High Probability Complexity Bounds of Trust-Region Stochastic Sequential Quadratic Programming with Heavy-Tailed Noise
This work addresses optimization under heavy-tailed noise, extending analysis to second-order stationarity, which is incremental compared to prior studies focused on light-tailed noise and first-order methods.
The paper tackles nonlinear optimization with stochastic objectives and deterministic constraints by proposing a Trust-Region Stochastic Sequential Quadratic Programming (TR-SSQP) method, establishing high-probability iteration complexity bounds of O(ε^{-2}) for first-order and O(ε^{-3}) for second-order ε-stationary points under heavy-tailed noise conditions.

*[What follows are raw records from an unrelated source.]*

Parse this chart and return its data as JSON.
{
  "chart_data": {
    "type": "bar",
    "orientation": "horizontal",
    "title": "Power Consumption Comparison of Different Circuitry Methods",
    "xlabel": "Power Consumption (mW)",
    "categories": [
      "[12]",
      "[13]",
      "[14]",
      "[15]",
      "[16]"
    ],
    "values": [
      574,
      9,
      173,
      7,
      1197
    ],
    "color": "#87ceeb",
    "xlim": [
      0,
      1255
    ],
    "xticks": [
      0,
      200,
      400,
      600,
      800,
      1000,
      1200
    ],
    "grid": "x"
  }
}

In this paper, we consider nonlinear optimization problems with a stochastic objective and deterministic equality constraints. We propose a Trust-Region Stochastic Sequential Quadratic Programming (TR-SSQP) method and establish its high-probability iteration complexity bounds for identifying first- and second-order $ε$-stationary points. In our algorithm, we assume that exact objective values, gradients, and Hessians are not directly accessible but can be estimated via zeroth-, first-, and second-order probabilistic oracles. Compared to existing complexity studies of SSQP methods that rely on a zeroth-order oracle with sub-exponential tail noise (i.e., light-tailed) and focus mostly on first-order stationarity, our analysis accommodates irreducible and heavy-tailed noise in the zeroth-order oracle and significantly extends the analysis to second-order stationarity. We show that under heavy-tailed noise conditions, our SSQP method achieves the same high-probability first-order iteration complexity bounds as in the light-tailed noise setting, while further exhibiting promising second-order iteration complexity bounds. Specifically, the method identifies a first-order $ε$-stationary point in $\mathcal{O}(ε^{-2})$ iterations and a second-order $ε$-stationary point in $\mathcal{O}(ε^{-3})$ iterations with high probability, provided that $ε$ is lower bounded by a constant determined by the irreducible noise level in estimation. We validate our theoretical findings and evaluate the practical performance of our method on CUTEst benchmark test set.